Phase diagrams of colloidal spheres with a constant zeta-potential

TL;DR

This paper investigates the phase behavior of colloidal spheres with constant zeta-potential, revealing how colloid discharging influences phase stability and results in fluid-dominated phase diagrams.

Contribution

It introduces a method to map colloidal suspension phase diagrams onto Yukawa systems using renormalized charges, accounting for colloidal discharging effects.

Findings

Phase diagrams show fluid dominance due to colloidal discharging.

fcc and bcc phases are present but less stable at certain conditions.

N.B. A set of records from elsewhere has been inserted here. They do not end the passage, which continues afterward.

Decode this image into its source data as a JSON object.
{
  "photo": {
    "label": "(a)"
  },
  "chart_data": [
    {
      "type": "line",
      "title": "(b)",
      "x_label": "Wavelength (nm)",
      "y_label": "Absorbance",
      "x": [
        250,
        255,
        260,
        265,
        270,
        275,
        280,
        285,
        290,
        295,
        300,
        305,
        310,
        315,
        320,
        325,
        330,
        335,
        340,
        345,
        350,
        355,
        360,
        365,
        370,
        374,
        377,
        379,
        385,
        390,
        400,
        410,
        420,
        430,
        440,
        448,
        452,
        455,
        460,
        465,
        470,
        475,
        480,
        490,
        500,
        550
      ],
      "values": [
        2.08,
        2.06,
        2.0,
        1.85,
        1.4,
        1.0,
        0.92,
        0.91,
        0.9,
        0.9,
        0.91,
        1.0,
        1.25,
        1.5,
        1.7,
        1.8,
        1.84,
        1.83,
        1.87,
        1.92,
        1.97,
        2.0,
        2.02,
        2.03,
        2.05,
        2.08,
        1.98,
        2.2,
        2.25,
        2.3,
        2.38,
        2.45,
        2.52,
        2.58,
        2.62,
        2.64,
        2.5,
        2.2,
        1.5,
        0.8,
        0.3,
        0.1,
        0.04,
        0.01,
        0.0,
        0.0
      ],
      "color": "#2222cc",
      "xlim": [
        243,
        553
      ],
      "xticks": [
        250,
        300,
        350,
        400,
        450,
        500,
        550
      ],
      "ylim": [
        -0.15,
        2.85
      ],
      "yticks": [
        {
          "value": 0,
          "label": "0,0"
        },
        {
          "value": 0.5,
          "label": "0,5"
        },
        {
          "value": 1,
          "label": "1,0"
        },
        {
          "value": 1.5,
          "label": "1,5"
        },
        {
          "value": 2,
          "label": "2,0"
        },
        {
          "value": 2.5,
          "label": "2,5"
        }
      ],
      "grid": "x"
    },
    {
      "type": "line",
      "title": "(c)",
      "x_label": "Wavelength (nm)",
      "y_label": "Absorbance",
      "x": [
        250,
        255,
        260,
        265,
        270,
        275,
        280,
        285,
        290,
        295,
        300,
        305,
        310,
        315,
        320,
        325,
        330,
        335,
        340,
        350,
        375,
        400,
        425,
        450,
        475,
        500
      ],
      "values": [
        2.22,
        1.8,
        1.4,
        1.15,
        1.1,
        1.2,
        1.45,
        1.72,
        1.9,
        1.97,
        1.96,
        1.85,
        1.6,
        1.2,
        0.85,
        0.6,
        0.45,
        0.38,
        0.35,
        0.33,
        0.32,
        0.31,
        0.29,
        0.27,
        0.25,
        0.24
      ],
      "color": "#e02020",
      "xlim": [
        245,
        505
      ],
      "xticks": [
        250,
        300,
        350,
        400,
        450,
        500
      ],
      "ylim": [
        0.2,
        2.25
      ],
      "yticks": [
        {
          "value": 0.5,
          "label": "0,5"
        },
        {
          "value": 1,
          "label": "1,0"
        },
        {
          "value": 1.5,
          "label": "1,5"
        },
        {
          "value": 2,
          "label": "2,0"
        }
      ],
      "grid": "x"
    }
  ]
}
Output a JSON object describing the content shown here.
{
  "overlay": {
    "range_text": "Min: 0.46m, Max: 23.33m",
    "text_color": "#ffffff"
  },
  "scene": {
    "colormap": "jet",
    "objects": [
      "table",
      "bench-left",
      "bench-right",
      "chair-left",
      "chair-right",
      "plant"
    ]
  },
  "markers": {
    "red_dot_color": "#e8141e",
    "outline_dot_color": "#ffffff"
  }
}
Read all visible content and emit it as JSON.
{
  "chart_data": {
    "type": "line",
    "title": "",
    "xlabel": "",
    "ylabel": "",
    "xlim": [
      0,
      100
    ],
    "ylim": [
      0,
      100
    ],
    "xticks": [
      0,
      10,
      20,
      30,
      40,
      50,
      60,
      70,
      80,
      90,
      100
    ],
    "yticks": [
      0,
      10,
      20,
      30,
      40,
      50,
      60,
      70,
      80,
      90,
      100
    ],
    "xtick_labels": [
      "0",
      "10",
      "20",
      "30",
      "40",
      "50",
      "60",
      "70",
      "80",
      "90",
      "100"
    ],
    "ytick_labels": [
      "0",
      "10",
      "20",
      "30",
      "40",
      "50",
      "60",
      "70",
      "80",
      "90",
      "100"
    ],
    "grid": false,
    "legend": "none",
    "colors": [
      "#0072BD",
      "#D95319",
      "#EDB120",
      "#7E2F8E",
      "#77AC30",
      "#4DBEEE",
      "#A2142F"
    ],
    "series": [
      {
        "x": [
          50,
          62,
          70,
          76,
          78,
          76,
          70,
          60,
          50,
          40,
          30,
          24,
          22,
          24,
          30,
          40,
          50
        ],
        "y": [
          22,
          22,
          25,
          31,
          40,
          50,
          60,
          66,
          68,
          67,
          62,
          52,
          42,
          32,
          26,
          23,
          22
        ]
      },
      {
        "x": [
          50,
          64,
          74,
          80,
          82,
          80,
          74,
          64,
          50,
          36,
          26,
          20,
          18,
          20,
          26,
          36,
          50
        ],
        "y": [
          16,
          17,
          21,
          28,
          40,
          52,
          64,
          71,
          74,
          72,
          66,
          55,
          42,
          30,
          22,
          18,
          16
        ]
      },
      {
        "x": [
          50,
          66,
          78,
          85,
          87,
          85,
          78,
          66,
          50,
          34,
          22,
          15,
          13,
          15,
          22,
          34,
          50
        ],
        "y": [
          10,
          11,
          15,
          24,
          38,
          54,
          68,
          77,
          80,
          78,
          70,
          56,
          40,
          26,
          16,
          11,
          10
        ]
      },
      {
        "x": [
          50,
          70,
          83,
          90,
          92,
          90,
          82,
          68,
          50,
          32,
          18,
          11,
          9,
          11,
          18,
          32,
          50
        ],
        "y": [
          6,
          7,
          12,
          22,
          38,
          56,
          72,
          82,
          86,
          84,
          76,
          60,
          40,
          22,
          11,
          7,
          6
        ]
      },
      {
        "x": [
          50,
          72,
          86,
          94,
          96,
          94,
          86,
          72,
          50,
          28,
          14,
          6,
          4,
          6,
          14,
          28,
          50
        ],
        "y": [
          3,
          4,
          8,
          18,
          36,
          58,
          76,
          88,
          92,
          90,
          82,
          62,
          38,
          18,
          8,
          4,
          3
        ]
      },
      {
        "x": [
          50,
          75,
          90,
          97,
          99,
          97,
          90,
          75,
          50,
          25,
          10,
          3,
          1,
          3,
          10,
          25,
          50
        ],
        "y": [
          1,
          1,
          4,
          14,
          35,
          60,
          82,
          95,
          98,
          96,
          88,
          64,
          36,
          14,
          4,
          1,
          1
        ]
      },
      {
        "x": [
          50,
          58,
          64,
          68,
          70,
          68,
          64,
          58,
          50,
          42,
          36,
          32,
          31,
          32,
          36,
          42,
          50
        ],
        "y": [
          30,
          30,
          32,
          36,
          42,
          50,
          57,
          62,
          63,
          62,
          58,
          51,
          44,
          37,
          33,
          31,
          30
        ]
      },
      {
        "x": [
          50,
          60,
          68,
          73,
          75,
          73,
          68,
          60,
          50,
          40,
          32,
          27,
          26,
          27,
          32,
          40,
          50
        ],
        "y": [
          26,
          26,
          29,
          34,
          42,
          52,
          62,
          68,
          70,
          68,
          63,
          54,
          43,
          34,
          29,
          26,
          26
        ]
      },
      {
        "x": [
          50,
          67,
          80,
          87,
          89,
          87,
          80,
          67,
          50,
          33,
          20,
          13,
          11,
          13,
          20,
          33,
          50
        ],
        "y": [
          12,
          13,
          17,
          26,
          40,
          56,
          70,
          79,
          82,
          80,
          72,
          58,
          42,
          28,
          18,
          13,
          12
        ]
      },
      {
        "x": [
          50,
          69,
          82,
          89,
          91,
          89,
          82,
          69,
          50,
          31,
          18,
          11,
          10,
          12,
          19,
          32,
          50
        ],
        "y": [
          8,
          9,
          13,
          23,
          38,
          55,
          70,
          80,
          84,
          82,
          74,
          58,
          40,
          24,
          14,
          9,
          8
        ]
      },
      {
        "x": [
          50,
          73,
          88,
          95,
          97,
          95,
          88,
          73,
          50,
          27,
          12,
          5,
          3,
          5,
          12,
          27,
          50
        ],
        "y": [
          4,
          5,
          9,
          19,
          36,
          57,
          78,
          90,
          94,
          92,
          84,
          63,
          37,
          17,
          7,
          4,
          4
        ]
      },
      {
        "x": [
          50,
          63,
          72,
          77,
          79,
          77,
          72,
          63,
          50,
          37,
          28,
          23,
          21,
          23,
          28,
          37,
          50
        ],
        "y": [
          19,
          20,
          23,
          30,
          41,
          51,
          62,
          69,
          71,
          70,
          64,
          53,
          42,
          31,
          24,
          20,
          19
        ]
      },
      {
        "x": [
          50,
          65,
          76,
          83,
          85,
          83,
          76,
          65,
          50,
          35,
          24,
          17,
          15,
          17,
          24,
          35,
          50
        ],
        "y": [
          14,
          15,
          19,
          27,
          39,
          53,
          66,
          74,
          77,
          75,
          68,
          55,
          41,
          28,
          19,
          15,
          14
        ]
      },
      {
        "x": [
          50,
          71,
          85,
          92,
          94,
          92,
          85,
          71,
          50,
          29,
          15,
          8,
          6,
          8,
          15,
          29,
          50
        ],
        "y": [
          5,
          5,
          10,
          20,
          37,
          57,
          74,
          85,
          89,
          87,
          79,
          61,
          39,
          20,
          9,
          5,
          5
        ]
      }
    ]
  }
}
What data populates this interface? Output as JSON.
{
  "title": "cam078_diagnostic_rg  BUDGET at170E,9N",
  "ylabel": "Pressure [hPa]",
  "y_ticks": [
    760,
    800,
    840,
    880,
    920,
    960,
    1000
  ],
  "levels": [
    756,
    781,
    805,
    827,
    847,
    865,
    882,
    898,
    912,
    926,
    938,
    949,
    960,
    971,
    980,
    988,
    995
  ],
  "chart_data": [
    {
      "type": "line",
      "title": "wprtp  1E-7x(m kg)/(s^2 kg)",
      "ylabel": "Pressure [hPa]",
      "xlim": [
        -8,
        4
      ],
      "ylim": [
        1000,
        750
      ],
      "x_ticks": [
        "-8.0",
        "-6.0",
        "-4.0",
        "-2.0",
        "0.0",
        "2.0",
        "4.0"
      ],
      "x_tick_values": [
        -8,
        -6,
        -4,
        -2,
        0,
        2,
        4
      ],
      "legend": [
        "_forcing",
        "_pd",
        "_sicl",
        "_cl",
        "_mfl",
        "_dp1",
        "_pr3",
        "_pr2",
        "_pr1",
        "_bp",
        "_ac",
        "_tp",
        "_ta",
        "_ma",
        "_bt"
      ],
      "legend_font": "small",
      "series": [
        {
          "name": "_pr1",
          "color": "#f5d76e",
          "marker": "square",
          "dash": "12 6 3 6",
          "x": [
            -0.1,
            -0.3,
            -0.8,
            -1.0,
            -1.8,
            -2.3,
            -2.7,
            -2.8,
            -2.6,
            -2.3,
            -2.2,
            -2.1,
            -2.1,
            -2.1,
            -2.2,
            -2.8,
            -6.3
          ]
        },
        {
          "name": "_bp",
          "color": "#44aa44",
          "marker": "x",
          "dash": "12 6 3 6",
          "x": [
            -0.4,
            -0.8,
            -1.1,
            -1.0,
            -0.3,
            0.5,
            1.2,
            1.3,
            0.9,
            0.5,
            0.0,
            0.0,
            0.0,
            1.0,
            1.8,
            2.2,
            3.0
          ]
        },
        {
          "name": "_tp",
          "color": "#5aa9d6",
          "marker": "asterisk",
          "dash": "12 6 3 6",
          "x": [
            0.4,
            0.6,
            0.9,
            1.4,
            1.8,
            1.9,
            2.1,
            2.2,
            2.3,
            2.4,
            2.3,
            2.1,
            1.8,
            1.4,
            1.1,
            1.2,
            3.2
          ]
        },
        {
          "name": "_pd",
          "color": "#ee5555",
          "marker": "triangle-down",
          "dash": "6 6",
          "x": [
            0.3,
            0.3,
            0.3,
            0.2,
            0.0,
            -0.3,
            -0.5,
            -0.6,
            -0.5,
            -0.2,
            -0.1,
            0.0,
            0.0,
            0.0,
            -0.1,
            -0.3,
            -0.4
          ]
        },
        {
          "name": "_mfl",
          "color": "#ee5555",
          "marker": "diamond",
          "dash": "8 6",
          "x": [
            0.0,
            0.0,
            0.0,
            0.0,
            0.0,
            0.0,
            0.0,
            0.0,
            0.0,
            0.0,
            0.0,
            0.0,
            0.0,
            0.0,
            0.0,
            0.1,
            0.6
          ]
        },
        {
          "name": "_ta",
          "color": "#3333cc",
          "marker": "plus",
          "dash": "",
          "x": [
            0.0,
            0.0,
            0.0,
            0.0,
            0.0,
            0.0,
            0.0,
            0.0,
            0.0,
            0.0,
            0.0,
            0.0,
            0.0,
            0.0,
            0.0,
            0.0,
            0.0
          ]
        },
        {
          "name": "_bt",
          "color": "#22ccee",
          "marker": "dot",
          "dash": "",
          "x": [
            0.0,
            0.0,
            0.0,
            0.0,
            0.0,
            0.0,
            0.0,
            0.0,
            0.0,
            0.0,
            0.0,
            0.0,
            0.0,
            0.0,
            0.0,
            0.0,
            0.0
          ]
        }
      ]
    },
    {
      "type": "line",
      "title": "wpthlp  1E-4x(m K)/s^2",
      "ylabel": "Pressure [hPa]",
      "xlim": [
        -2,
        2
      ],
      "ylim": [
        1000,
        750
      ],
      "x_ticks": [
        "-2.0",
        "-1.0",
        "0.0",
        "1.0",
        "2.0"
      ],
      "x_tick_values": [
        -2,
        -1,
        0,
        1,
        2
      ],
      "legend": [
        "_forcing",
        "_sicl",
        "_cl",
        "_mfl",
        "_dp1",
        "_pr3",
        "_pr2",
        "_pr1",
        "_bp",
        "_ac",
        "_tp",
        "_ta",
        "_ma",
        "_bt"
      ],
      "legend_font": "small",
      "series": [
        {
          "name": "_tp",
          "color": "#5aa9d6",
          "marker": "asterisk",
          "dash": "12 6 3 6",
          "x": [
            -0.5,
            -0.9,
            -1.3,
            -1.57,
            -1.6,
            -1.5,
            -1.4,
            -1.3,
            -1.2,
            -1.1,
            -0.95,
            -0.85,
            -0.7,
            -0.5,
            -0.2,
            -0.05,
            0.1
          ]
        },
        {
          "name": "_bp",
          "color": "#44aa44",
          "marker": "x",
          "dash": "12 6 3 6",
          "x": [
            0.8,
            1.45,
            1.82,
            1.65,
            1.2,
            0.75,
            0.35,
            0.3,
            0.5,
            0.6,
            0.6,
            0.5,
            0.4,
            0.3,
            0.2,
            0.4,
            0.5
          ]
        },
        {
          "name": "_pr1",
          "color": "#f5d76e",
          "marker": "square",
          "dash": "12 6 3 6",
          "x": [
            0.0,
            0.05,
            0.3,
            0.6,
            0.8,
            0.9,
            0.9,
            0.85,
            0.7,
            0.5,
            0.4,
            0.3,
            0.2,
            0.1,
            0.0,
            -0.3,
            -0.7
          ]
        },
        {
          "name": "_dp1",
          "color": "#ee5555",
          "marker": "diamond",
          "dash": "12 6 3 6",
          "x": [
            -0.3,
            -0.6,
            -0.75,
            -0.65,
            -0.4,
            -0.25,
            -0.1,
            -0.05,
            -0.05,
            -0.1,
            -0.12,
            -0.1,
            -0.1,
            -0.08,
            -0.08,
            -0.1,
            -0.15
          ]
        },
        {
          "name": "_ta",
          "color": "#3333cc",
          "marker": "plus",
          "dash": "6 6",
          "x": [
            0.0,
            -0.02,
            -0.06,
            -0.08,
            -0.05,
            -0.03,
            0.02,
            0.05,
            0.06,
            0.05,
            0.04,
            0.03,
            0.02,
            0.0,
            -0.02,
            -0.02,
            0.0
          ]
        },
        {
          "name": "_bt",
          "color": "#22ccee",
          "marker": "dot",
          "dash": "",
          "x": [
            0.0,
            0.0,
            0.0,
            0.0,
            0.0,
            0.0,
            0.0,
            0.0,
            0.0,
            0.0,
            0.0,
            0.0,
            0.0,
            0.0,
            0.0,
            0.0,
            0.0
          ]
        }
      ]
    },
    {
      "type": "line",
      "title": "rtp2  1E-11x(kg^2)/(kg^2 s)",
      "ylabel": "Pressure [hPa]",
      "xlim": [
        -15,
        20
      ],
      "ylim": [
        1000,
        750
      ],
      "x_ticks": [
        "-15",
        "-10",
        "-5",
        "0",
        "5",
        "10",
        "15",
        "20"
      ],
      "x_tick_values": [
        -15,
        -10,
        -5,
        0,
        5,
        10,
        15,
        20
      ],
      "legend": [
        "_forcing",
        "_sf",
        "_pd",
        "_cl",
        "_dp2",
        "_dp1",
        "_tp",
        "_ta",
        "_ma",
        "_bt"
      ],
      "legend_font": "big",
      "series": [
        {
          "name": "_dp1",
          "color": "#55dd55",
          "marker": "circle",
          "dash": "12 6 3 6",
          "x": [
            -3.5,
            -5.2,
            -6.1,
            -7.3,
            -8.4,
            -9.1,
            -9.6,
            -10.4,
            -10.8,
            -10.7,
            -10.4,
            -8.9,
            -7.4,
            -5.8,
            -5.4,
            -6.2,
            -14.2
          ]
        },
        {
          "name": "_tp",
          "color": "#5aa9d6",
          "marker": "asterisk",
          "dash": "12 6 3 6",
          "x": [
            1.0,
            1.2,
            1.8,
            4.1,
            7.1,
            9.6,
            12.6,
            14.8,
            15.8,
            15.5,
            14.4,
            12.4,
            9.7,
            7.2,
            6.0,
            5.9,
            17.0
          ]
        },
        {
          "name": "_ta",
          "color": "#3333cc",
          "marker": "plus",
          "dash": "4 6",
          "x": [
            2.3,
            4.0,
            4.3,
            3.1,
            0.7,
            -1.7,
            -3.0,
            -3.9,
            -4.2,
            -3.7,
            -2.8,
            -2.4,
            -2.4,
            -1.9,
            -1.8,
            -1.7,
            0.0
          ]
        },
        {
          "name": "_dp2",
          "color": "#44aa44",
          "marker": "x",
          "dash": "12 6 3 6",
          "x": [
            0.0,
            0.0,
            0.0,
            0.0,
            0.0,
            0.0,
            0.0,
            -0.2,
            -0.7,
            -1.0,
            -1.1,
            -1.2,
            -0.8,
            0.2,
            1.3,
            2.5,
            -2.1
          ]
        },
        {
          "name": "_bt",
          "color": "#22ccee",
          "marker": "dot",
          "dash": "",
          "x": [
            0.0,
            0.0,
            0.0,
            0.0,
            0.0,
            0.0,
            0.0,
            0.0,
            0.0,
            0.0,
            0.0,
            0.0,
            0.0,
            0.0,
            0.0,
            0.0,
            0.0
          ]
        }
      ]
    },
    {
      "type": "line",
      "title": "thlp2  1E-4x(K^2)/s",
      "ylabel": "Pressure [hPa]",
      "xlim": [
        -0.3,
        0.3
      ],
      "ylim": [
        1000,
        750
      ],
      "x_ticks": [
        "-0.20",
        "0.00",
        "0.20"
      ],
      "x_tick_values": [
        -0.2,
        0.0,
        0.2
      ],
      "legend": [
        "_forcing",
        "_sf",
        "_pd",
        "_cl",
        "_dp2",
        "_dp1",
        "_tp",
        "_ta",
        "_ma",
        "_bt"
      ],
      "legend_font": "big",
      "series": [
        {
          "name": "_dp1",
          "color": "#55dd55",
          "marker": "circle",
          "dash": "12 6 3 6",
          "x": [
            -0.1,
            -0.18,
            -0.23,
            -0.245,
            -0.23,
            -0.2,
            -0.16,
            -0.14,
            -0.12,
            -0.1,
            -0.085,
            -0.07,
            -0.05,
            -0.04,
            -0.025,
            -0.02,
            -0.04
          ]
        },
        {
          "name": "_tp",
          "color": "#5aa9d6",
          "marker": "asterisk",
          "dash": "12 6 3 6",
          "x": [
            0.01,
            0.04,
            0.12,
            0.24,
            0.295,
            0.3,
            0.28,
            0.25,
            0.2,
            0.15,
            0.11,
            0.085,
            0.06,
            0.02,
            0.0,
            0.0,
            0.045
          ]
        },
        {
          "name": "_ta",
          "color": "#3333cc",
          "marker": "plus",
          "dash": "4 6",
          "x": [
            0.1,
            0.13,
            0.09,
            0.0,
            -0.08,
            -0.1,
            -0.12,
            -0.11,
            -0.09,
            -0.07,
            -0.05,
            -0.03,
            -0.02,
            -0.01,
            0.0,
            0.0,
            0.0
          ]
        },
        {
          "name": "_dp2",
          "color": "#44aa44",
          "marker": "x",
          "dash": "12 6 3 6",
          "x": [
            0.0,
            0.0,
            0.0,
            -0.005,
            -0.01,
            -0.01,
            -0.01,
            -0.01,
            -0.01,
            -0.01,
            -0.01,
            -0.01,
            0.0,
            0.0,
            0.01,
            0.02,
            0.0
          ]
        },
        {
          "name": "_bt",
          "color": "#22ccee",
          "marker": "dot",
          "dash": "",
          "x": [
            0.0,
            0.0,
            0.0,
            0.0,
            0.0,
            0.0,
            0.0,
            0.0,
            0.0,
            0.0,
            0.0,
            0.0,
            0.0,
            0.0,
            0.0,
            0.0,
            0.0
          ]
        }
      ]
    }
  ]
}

Colloidal discharging affects effective interactions and phase boundaries.

Abstract

We study suspensions of colloidal spheres with a constant zeta-potential within Poisson-Boltzmann theory, quantifying the discharging of the spheres with increasing colloid density and decreasing salt concentration. We use the calculated renormalized charge of the colloids to determine their pairwise effective screened-Coulomb repulsions. Bulk phase diagrams in the colloid concentration-salt concentration representation follow, for various zeta-potentials, by a mapping onto published fits of phase boundaries of point-Yukawa systems. Although the resulting phase diagrams do feature face-centered cubic (fcc) and body-centered cubic (bcc) phases, they are dominated by the (re-entrant) fluid phase due to the colloidal discharging with increasing colloid concentration and decreasing salt concentration.